While domestic new vehicle sales showed a year-on-year increase of 2.6% in South Africa, exports declined by a sizeable 11.5%, the latest data from Naamsa shows.

The National Association of Automobile Manufacturers of South Africa (Naamsa) New Vehicle Sales report for February 2023 recorded a year-on-year decrease in the export of vehicles and automotive components from 34,352 units in February 2022 to 30,409 units in February 2023.

Despite the drop in exports, however, domestic sales were up.

According to the association, domestic sales of new light commercial vehicles, bakkies and mini-buses increased by 683 units, or 5.5%, from the 12,289 light commercial vehicles sold in February 2022 to 12,972 units in February 2023.

Medium commercial vehicles had a negative year-on-year comparative growth from 517 units in February 2022 to 435 in February 2023, while the extra heavy truck segments of the industry showed a favourable performance from 1,186 in 2022 to 1,244 in 2023. This represented a decline of 15.8% and an increase of 4.8%, respectively.

The industry reported total sales of 45,352 vehicles – comprising dealer sales, rental industry sales, and sales to government and industry corporate fleets.

The breakdown of these four segments is as follows:

  • Dealers represented 83.6% of sales, with an estimated 37,091 units sold.
  • The rental industry represented 9% of sales.
  • Government sales represented 5.1% of sales.
  • Industry corporate fleets represented 2.3% of sales.

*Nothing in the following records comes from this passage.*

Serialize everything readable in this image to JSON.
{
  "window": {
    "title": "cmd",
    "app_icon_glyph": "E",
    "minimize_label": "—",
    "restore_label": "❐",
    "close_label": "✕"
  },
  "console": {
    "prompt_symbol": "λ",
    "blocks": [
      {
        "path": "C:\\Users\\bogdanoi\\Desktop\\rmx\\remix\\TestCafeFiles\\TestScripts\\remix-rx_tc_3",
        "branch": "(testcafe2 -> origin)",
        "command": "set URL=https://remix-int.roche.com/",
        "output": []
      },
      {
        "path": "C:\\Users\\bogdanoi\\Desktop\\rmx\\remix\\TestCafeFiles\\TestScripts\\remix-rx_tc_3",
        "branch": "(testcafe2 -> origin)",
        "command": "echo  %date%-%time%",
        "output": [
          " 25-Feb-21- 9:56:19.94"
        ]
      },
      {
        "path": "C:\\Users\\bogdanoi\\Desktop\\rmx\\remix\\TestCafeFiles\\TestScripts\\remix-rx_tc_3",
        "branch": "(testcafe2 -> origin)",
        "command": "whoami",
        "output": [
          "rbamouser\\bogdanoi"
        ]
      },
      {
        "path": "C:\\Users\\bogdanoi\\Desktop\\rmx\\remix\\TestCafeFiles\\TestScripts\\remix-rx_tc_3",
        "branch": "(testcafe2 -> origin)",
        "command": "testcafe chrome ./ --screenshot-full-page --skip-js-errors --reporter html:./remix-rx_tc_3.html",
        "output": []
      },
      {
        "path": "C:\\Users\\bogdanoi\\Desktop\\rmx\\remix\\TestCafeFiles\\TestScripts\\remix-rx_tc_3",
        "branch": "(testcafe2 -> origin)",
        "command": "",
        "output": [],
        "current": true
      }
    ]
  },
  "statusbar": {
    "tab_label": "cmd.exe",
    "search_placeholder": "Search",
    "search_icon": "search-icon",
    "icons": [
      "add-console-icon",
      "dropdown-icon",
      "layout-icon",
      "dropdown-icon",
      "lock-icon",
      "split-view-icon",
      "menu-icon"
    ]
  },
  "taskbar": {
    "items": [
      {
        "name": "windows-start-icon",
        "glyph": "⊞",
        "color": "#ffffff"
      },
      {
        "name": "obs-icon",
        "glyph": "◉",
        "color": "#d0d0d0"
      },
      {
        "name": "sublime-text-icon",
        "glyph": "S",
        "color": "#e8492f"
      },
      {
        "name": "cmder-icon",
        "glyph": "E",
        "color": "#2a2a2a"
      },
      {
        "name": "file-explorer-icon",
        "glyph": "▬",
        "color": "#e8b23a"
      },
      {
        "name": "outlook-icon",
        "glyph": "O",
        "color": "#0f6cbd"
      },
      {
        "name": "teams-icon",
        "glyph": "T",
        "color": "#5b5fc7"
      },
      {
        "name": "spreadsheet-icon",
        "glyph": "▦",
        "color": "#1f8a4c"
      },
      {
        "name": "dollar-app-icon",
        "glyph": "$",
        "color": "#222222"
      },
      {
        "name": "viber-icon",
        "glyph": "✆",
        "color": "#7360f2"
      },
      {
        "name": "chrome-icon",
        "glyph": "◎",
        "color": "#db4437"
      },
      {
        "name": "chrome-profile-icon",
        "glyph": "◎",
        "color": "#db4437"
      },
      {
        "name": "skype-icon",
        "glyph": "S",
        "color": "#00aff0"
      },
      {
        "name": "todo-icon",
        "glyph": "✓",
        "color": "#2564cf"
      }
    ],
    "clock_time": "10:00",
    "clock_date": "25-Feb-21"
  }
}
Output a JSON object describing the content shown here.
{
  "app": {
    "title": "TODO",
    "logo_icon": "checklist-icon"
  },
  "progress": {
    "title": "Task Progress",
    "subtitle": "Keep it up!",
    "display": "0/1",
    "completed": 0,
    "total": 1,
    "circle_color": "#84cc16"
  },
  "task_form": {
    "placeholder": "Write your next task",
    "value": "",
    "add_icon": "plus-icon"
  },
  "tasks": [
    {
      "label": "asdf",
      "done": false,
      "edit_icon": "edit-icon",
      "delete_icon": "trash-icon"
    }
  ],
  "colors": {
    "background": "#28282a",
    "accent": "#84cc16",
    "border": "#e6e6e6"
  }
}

The automotive industry contributes 4.3% to South Africa’s GDP, Naamsa said.

Market forecast

Despite some of the numbers being positive for February 2023, the weak performance of the new vehicle market is in line with expectations of a depressed economy along with ongoing structural problems and cost of living increases, said Naamsa.

“The South African Reserve Bank’s decision to increase interest rates for the eighth time in a row is a reminder that South Africa, like much of the world, is still in the midst of an increased cost-of-living predicament,” it said.

Naamsa added that the current inflationary environment means consumer spending and household discretionary income continues to shrink with increases in fuel costs, electricity costs and many other essential costs that directly impact on vehicle sales decisions of our motorists.

Undoubtedly, the destructive higher stages of load shedding have also amplified the negative impact on South Africa’s vehicle production and component manufacturing, which has put pressure on the country’s export sector.

The association added that the National Treasury’s disappointing posture not to announce any support programme for the manufacturing of NEVs and NEV components in the country has also dampened the spirits within the sector.

“Load shedding is the biggest inhibitor to drive the industry’s localisation ambitions, create sustainable jobs within the auto sector and attract investment opportunities into the country further to grow the South African economy,” said Naamsa CEO Mikel Mabasa.

Despite the unpredictability in the new vehicle market, Naamsa noted that sales should still see an uptick in 2023.

“While momentum for the new vehicle market has been slow, it is forecasted that both domestic sales will grow by 6.3% and export sales will grow by 8.3% in 2023,” it said.